Termos explicados de forma breve
Bomba de calor: equipamento que capta calor do ambiente (ar, água ou solo) e eleva esse calor para um nível de temperatura útil. Funciona, em essência, como um frigorífico ao contrário: em vez de levar calor de dentro para fora, transporta calor de fora para dentro da casa.
Armazenamento térmico: sistema que absorve energia sob a forma de calor e a devolve mais tarde. Pode ser um depósito de água, um núcleo de betão ou - como no conceito chinês - uma camada de areia sob o pavimento.
Aquecimento de superfície: tipo de aquecimento em que não se usa um pequeno radiador, mas sim grandes áreas (pavimento ou paredes) levemente aquecidas. Isto permite trabalhar com temperaturas mais baixas do fluido de aquecimento, o que é particularmente compatível com bombas de calor.

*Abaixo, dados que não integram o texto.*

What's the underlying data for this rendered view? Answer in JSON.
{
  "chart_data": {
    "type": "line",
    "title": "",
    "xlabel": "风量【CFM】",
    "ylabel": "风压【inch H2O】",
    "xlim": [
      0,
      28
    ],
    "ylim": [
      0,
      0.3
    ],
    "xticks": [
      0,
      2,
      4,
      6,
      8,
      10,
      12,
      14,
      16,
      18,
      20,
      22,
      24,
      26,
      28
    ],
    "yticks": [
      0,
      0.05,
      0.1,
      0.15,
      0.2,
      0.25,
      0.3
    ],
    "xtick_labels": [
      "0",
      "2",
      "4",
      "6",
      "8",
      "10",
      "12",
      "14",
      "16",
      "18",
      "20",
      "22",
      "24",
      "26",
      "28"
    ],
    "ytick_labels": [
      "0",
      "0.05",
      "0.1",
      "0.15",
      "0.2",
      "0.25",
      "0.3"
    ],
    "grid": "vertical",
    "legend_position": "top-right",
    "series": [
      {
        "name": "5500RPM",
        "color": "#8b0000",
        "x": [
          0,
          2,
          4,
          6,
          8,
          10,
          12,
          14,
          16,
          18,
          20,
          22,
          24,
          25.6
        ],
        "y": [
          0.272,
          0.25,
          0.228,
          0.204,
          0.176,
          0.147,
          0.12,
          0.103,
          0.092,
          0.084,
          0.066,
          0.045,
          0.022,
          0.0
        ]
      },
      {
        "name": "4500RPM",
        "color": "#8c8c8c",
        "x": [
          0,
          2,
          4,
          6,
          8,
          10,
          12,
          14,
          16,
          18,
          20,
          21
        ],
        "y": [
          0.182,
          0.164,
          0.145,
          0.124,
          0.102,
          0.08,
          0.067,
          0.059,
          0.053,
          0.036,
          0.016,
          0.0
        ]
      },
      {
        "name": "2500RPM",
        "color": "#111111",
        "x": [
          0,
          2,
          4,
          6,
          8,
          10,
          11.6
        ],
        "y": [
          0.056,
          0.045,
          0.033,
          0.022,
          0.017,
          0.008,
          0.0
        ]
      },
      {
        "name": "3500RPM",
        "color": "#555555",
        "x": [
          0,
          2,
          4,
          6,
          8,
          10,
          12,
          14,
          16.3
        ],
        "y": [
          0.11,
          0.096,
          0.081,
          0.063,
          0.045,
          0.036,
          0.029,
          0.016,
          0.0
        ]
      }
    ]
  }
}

Este desenvolvimento chinês aponta uma possível direção para o mercado: sair da produção de calor localizada e fóssil e avançar para sistemas que armazenam energia renovável e a distribuem de forma tão uniforme quanto possível. Se o pavimento de areia vindo do Leste Asiático chegará, de facto, a novas construções na Alemanha continua em aberto. O que parece indiscutível é que, ao planear uma casa hoje, faz sentido considerar desde cedo armazenamento térmico e eletricidade solar como parte do conjunto.